Le Joker est un personnage emblématique de DC Comics, l’ennemi juré de Batman. Tous deux sont très liés puisque la première apparition de ce méchant adoré du public remonte au Batman #01 en 1940, mais aussi parce que tous deux se complètent. Créé par Jerry Robinson, Bill Finger et Bob Kane, il s’agit du personnage le plus complexe de l’œuvre de ce dernier. En effet, le Joker a développé de nombreuses facettes : personnage très intelligent, il s’agit d’un psychopathe maître du crime doté aussi d’un sens de l’humour très particulier, que l’on peut qualifier de sadique. Si le Joker est un personnage si populaire, c’est sans aucun doute dû à son passé mystérieux. Il en existe plusieurs versions : fou évadé d’un asile ou encore humoriste raté. Mais la plus connue d’entre elles est celle de sa chute dans une baie de déchets qui l’aurait défiguré et rendu fou. Bien que son passé varie selon les versions, si une chose est propre au Joker c’est son physique : reconnaissable à son teint blafard, ses cheveux verts mais surtout à son sourire. D’une adaptation à l’autre ces caractéristiques très particulières restent sensiblement les mêmes. Le Joker était en fait prédestiné à apparaître à l’écran puisqu’il est inspiré du personnage de Gwymplaine interprété par Conrad Veidt dans le film de Paul Leni L’homme qui rit. Ainsi, on peut le retrouver dans chaque adaptation de Batman au cinéma, mais toujours abordé différemment, ce qui ne fait qu’accentuer son aura.

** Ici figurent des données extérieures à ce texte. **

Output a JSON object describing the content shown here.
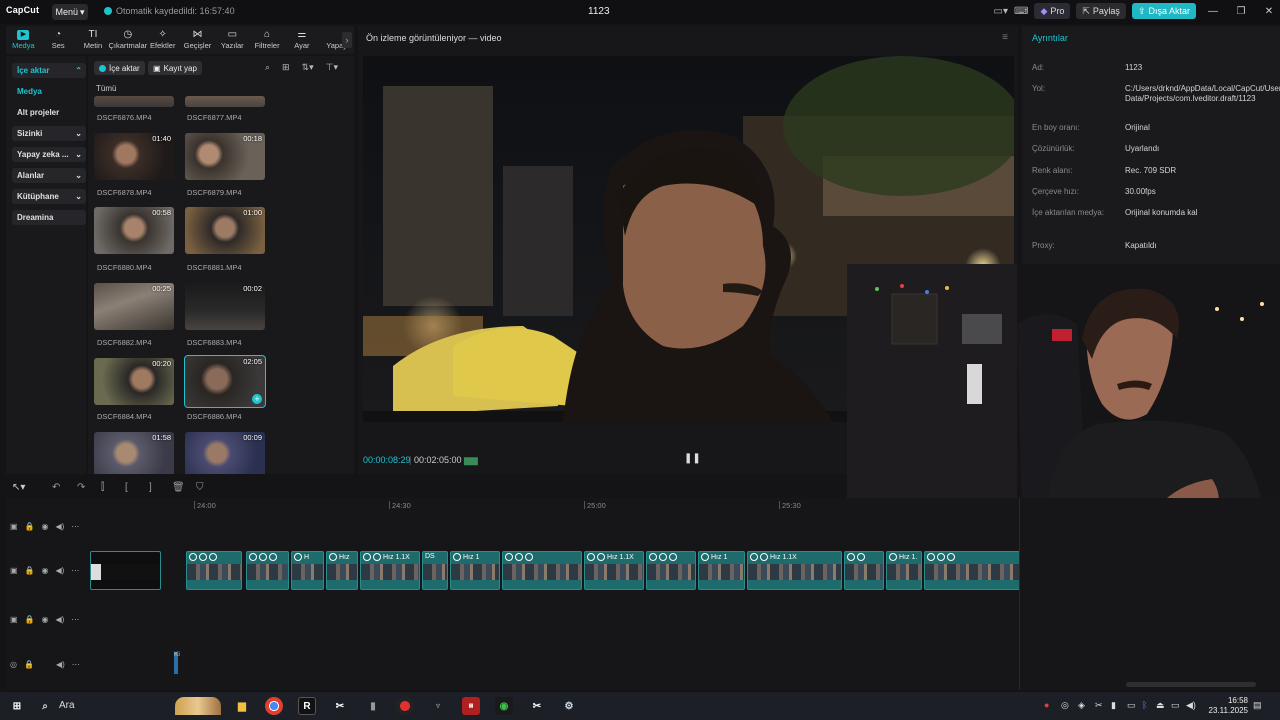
{
  "app": {
    "logo": "CapCut",
    "menu_label": "Menü",
    "autosave": "Otomatik kaydedildi: 16:57:40",
    "project_title": "1123",
    "pro_label": "Pro",
    "share_label": "Paylaş",
    "export_label": "Dışa Aktar"
  },
  "tool_tabs": [
    {
      "label": "Medya",
      "icon": "media-icon"
    },
    {
      "label": "Ses",
      "icon": "audio-icon"
    },
    {
      "label": "Metin",
      "icon": "text-icon"
    },
    {
      "label": "Çıkartmalar",
      "icon": "sticker-icon"
    },
    {
      "label": "Efektler",
      "icon": "effects-icon"
    },
    {
      "label": "Geçişler",
      "icon": "transitions-icon"
    },
    {
      "label": "Yazılar",
      "icon": "captions-icon"
    },
    {
      "label": "Filtreler",
      "icon": "filters-icon"
    },
    {
      "label": "Ayar",
      "icon": "adjust-icon"
    },
    {
      "label": "Yapay",
      "icon": "ai-icon"
    }
  ],
  "sidebar": {
    "items": [
      {
        "label": "İçe aktar"
      },
      {
        "label": "Medya"
      },
      {
        "label": "Alt projeler"
      },
      {
        "label": "Sizinki"
      },
      {
        "label": "Yapay zeka ..."
      },
      {
        "label": "Alanlar"
      },
      {
        "label": "Kütüphane"
      },
      {
        "label": "Dreamina"
      }
    ]
  },
  "media": {
    "import_label": "İçe aktar",
    "record_label": "Kayıt yap",
    "all_label": "Tümü",
    "items": [
      {
        "name": "DSCF6876.MP4",
        "duration": ""
      },
      {
        "name": "DSCF6877.MP4",
        "duration": ""
      },
      {
        "name": "DSCF6878.MP4",
        "duration": "01:40"
      },
      {
        "name": "DSCF6879.MP4",
        "duration": "00:18"
      },
      {
        "name": "DSCF6880.MP4",
        "duration": "00:58"
      },
      {
        "name": "DSCF6881.MP4",
        "duration": "01:00"
      },
      {
        "name": "DSCF6882.MP4",
        "duration": "00:25"
      },
      {
        "name": "DSCF6883.MP4",
        "duration": "00:02"
      },
      {
        "name": "DSCF6884.MP4",
        "duration": "00:20"
      },
      {
        "name": "DSCF6886.MP4",
        "duration": "02:05"
      },
      {
        "name": "",
        "duration": "01:58"
      },
      {
        "name": "",
        "duration": "00:09"
      }
    ]
  },
  "preview": {
    "title": "Ön izleme görüntüleniyor — video",
    "current_time": "00:00:08:29",
    "total_time": "00:02:05:00"
  },
  "details": {
    "title": "Ayrıntılar",
    "rows": [
      {
        "key": "Ad:",
        "value": "1123"
      },
      {
        "key": "Yol:",
        "value": "C:/Users/drknd/AppData/Local/CapCut/User Data/Projects/com.lveditor.draft/1123"
      },
      {
        "key": "En boy oranı:",
        "value": "Orijinal"
      },
      {
        "key": "Çözünürlük:",
        "value": "Uyarlandı"
      },
      {
        "key": "Renk alanı:",
        "value": "Rec. 709 SDR"
      },
      {
        "key": "Çerçeve hızı:",
        "value": "30.00fps"
      },
      {
        "key": "İçe aktarılan medya:",
        "value": "Orijinal konumda kal"
      },
      {
        "key": "Proxy:",
        "value": "Kapatıldı"
      }
    ]
  },
  "timeline": {
    "ruler": [
      "24:00",
      "24:30",
      "25:00",
      "25:30"
    ],
    "clip_labels": [
      "H",
      "Hız",
      "Hız 1.1X",
      "DS",
      "Hız 1",
      "Hız 1.1X",
      "Hız 1",
      "Hız 1.1X",
      "Hız 1."
    ],
    "audio_label": "Ki"
  },
  "taskbar": {
    "search_label": "Ara",
    "time": "16:58",
    "date": "23.11.2025"
  },
  "colors": {
    "accent": "#1fc4d0",
    "clip": "#1d6b6c",
    "export": "#1fb8c4"
  }
}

.La première apparition du Joker à l’écran n’est autre que l’adaptation de la série du même nom comportant le même casting, Batman est la première version du super-héros et de ses ennemis sur grand écran. Personnage interprété par Cesar Romero, l’histoire du Joker n’est pas développée, tout comme celle des autres protagonistes. Le spectateur sait donc très peu de choses sur le personnage, ce qui est accentué par le fait qu’il n’est pas au centre de toutes les attentions. En effet, dans ce film les super-méchants se sont ligués pour mener à bien leur plan. Le Joker se retrouve alors noyé entre Mr Pingouin, le Sphinx et Catwoman, cette dernière prenant largement la tête du groupe. Ce parti pris scénaristique ne laisse pas beaucoup de place au développement des personnages. On sait donc très peu de choses sur le Joker, si ce n’est que c’est un farceur qui regorge de gags tous plus fantasques les uns que les autres. Tout le côté psychopathe que l’on retrouvait jusqu’alors dans les comics est effacé au profit d’un humour absurde et premier degré. Avec ce film donc la personnalité du Joker est seulement effleurée, il ne ressort pas comme étant un personnage à part entière mais fait plutôt partie d’un groupe, ce qui ne permet pas d’exploiter tout son potentiel. De plus, le lien puissant qui l’unit à Batman n’est pas développé, ce qui prive les deux personnages d’un développement psychologique intéressant. L’impact du personnage dans le cas de ce film est donc minime et ne suscite pas la curiosité du spectateur. Toutefois, Batman étant inspiré de la série du même nom, il doit être perçu comme une continuité de cette dernière, comme un épisode de plus.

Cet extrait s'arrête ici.